Kekalahan yang menimpa Yudho di novel ini diberi penyelesaian, ketegangan dikendorkan. Seperti tergambar pada kutipan berikut:
“Anu ... Pak. Saya ingin bersaksi... bahwa... bahwa pemilihan petnggi di desa Randuasri sebulan lalu itu... tidak fair, Pak ...”

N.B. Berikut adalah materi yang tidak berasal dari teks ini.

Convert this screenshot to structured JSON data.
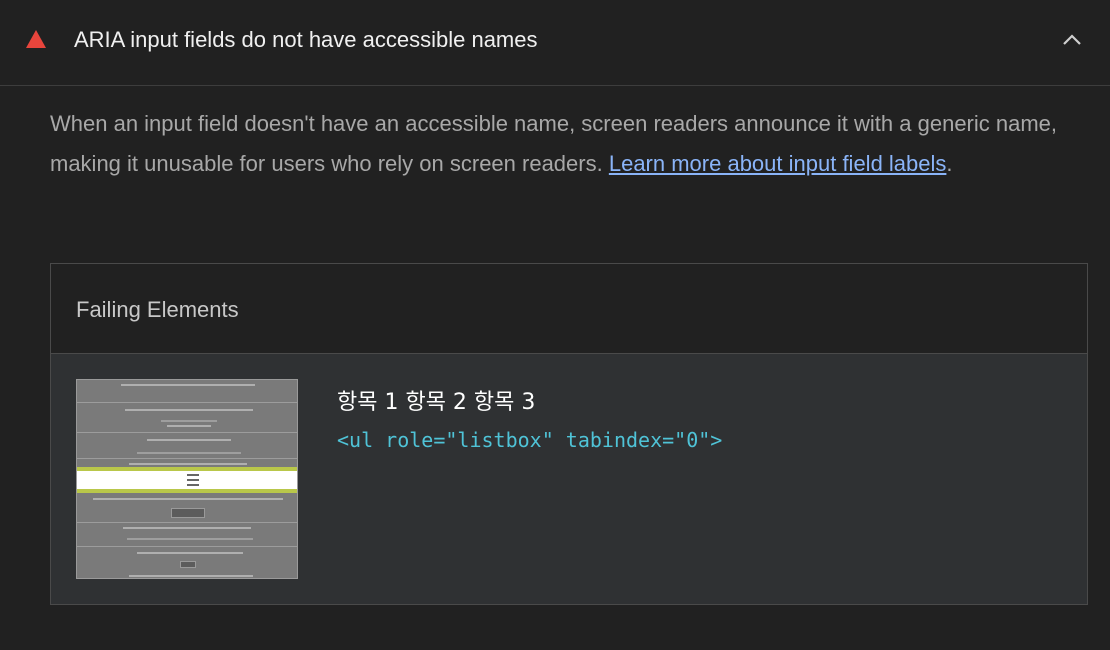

“Oh ya? Maksud Pak ... siapa?”
“Solikin, Pak...”
“Maksud Pak Solikin?”
“Iya, sebenarnya itu bukan hasil pemilihan yang asli. Eh, karena ... Pak Thamrin sudah memalsukan suara.”
(Temui Aku di Surga: 239)
Berdasar kutipan tersebut diketahui jika pihak Pak Thamrin melakukan tindakan curang dalam pemilihan kepala desa. Apalagi tokoh “Solikin” mengakui hal tersebut bersama Yudho di depan polisi. Hal tersebut kemudian diperjelas pada pekerjaan polisi yang tergambar pada kutipan berikut:
Perkara kejahatan yang telah direncakan dan dilakukan oleh Pak Thamrin diusut oleh pihak kepolisian. Hari itu juga, Paijo dan Patkur diciduk, dan diinterogasi di kepolisian. Tentu saja mereka tak kuasa mengelak tuduhan! Karena ada Solikin yang telah lebih dulu memberi kesaksian.
Dari penyedikan yang dilakukan dengan saksama dan serius akhirnya terkuak bahwa Pak Thamrin telah menyuruh seseorang, dalam hal ini Solikin, untuk memberikan sejumlah uang kepada dua orang oknum panitia pemilihan untuk mengupayakan agar hasil penghitungan suara dimenangkan olehnya. Paijo dan Patkur mengakui hal tersebut.
(Temui Aku di Surga: 251)
Pada kutipan tersebutlah, akhirnya terjawab teka-teki kekalahan Yudho, dan karena mengingat kecurangan yang dilakukan pihak Pak Thamrin. Akhirnya, Yudho diangkat menjadi petinggi. Hal tersebut digambarkan pada kutipan berikut:
Yudho bersiap-siap berangkat ke balai desa. Seragam setelah warna cokelat kekuningan ia kenakan bersama peci hitam di kepala. Tak lupa sepatu hitam klimis ia kenakan bersama kaus kakinya. Ia telah menghabiskan sarapan tahu pecel yang disediakan khusus oleh Emak.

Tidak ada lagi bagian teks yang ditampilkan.